– Mari Sanders delivers a poignant, dynamic and dazzlingly lucid first feature film about a young woman catapulted into the world of disability
Lucia Zemene in Stand Up
“I didn’t know what to do with my life. I just wanted to live, to feel good. But that was my life before. There was my life before and my life afterwards.” The subject of disability has been tackled on the big screen countless times before (from Frank Borzage’s Lucky Star in 1929 to Born on the Fourth of July, Step by Step, Rust & Bone, Untouchable and My Left Foot, to give just a few examples), but Stand Up – Dutch director Mari Sanders’ first feature film, which was unveiled in the Tribeca Film Festival’s International Narrative Competition – offers up an especially intense and personal variation on theme, since the filmmaker was himself born with a disability and all the actors with disabilities in the film genuinely live with disabilities in real life.
But this guarantee of honesty and realism wouldn’t automatically result in a good film, were it not for the director and screenwriter’s keen sense of what’s important and of pacing, which allows him to adapt his nigh-on documentary-style sensibility to ensure a highly effective fictional impact. Carefully dosing emotions to prevent the story’s poignant lead character from veering into excessive pathos (“don’t be a drama queen”), the director delivers a highly relatable depiction of the identity of disability and the complex journey to find it, by way of realisations, choices, self-acceptance and the desire to change oneself without wanting to change the world.
“What’s the point of any of it? I can’t do anything: walk, drive; I can’t even orgasm”. Vera (Lucia Zemene) is a young 23-year-old woman living life to the full with her group of girlfriends when a terrible accident outside a nightclub upends her life: she wakes up in hospital, with one leg amputated just above the knee. A long physical (phantom pain, rehabilitation, wheelchair, impossibility of a prosthetic limb without invasive and uncertain surgery, etc.) and primarily psychological (existential doubt, temptation to end her life, confrontation with her old life and her circle of friends) journey of resilience ensues. She has to change and get back to trusting her body (with the help of a physiotherapist played by Kendrick Etmon), which is far from easy (“I just want to feel something”). And Vera also makes the acquaintance of Xander (Daan Buringa), a provocative and charismatic, young person her age who’s the leader of a small but tightly knit group of people with disabilities who no longer expect anything from the “normed” world. Here, on the frontier between two worlds, Vera must find her own path…

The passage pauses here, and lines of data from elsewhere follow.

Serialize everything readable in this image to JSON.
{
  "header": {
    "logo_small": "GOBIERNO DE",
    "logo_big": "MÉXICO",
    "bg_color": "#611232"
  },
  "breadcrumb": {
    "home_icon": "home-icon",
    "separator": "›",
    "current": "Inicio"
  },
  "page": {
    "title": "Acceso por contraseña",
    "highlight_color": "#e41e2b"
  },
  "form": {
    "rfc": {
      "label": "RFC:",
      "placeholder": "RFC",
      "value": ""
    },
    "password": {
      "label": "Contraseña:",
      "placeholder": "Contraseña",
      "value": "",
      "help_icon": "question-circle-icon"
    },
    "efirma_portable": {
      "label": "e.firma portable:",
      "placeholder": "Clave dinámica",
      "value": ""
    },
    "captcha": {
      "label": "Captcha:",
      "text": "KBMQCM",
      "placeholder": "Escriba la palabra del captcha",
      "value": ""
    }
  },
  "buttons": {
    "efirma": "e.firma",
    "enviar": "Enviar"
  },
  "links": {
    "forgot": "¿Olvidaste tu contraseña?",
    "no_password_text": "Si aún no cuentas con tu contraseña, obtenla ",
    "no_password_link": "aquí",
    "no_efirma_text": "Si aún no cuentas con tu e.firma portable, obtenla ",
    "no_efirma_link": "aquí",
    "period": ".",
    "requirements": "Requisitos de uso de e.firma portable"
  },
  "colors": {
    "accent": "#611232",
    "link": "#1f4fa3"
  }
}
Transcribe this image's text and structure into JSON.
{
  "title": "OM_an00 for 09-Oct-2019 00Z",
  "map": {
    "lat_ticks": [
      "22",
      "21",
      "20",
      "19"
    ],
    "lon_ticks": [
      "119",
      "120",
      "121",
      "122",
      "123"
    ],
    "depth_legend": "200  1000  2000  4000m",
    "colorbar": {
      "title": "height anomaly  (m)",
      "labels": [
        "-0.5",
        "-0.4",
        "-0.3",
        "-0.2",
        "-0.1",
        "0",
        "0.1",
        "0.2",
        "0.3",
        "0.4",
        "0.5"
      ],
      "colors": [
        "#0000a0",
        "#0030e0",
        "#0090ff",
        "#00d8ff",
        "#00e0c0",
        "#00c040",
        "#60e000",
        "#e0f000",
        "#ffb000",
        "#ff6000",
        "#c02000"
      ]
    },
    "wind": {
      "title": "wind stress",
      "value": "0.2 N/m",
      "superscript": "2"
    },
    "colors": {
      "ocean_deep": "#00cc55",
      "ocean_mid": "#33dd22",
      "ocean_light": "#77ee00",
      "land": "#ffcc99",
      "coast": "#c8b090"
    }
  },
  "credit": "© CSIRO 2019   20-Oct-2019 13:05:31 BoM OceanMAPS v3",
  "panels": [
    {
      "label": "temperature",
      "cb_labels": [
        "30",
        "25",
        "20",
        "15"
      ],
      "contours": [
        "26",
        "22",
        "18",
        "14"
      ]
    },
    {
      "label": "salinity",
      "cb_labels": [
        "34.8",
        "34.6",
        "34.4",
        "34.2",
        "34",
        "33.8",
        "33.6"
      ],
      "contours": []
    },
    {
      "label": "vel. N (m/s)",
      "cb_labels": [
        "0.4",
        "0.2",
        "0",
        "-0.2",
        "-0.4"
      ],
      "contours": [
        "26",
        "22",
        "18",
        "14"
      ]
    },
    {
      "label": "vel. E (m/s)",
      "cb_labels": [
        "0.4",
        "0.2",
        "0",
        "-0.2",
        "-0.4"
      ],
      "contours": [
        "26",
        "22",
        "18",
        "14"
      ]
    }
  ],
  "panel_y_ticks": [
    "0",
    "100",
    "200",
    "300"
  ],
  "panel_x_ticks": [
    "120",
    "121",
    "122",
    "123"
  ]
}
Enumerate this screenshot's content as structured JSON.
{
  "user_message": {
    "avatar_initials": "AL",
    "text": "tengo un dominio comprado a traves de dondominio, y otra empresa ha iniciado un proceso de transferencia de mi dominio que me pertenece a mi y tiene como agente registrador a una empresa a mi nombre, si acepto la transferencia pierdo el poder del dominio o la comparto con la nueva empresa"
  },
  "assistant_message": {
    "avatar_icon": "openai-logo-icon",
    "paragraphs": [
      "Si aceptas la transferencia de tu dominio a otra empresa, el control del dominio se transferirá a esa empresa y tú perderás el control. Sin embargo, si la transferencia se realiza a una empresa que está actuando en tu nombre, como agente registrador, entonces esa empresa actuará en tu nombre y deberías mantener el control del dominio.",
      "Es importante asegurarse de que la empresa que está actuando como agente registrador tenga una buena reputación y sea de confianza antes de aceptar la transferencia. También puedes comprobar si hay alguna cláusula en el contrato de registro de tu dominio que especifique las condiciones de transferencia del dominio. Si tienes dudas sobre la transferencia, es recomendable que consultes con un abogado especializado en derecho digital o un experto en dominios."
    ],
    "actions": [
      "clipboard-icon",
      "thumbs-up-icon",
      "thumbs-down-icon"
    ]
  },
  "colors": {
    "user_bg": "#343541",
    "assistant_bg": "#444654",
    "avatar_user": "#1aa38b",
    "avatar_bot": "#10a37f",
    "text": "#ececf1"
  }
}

Incredibly direct and incisive, Stand Up is a highly accurate snapshot of the lives of youngsters living with disabilities. Following in the lively wake of its protagonist, this (very well acted) film progresses at pace, creating a touching sense of deeply held empathy and holding up a mirror (for her parents, friends, other people with disabilities, the physio, the alter ego Xander) to a fate which might be considered cruel and which definitely is in a certain sense, but which is also fully embraced and depicted with admirable pride in this pure and simple yet brilliant film.
Stand Up was produced by The Film Kitchen (Netherlands) in co-production with Neda Film (Greece), BNNVARA (Netherlands) and ERT (Greece). Loco Films are steering world sales.